Failed to install Datadog

Hi,

I was installing Datadog following the Qovery guide here. Helm install was successful but it seems Datadog agent pods are failing to start. I see READY state 2/3 and if I look at one of the pods I see readiness probe is failing:

Readiness probe failed: HTTP probe failed with statuscode: 500

Are the guides up to date? Is the latest Datadog agent and Qovery still compatible?

Hi @prki,

Can you please give more details? What your cluster console link?
Also, what are the logs on datadog failling pods?

Cheers

Nevermind. I found the issue: I used config with “datadoghq.eu” domain from Qovery example but our account was supposed to use “datadoghq.com”.

1 Like

Hi @bchastanier,

We noticed that one of our cluster’s nodes is having issues running the Datadog agent. We get this error in the logs:

2023-02-09 09:54:49 UTC | CORE | ERROR | (pkg/collector/worker/check_logger.go:69 in Error) | check:datadog_cluster_agent | Error running check: [{“message”: “HTTPConnectionPool(host=‘10.0.7.185’, port=5000): Max retries exceeded with url: /metrics (Caused by NewConnectionError(‘<urllib3.connection.HTTPConnection object at 0x7f77e2ae4a60>: Failed to establish a new connection: [Errno 111] Connection refused’))”, “traceback”: "Traceback (most recent call last):

Have you encountered this issue before?

Cluster identifier: 5b27aa77-b9d3-4d5e-8040-50c8eff62666

Hi @prki ,

Actually I am not aware of such issues. How did you installed DD? Did you tried to re-install it?

Cheers

We installed using Helm following the Qovery guide. Yes, the issue persists after pods get recreated with help upgrade.
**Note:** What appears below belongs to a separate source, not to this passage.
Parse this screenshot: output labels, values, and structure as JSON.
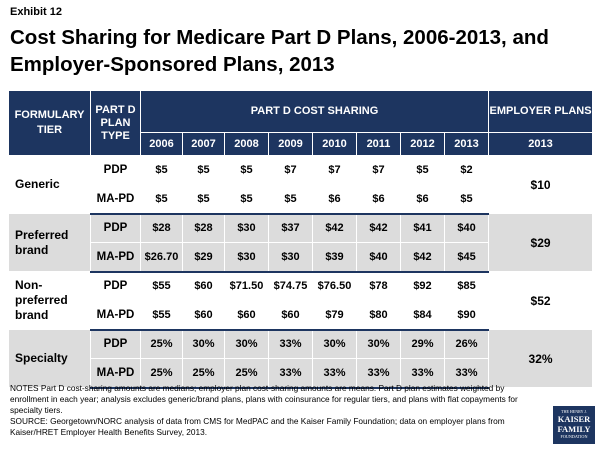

We tried re-installing with no luck. I contacted DD support, and they tracked down that Qovery installs its own cluster-agent in “qovery” namespace, and our Datadog agents from “datadog” namespace are trying to connect to the wrong cluster-agent with an incompatible configuration. I’m waiting for their response for suggestions on how to force our Datadog agents to use the correct cluster-agent.

We got to the bottom of this with Datadog support: our Datadog installation discovers Datadog cluster-agent in qovery namespace and tries to connect to it. However, Qovery installed Datadog has a different configuration and doesn’t work here. The solution provided by Datadog support was to disable automatic discovery and add annotations to set the correct configuration explicitly. It feels like this should be supported by Qovery, and helm install should be enough for the correct Datadog installation.

@bchastanier Did you try to reproduce this? It seems this should affect all Qovery clusters.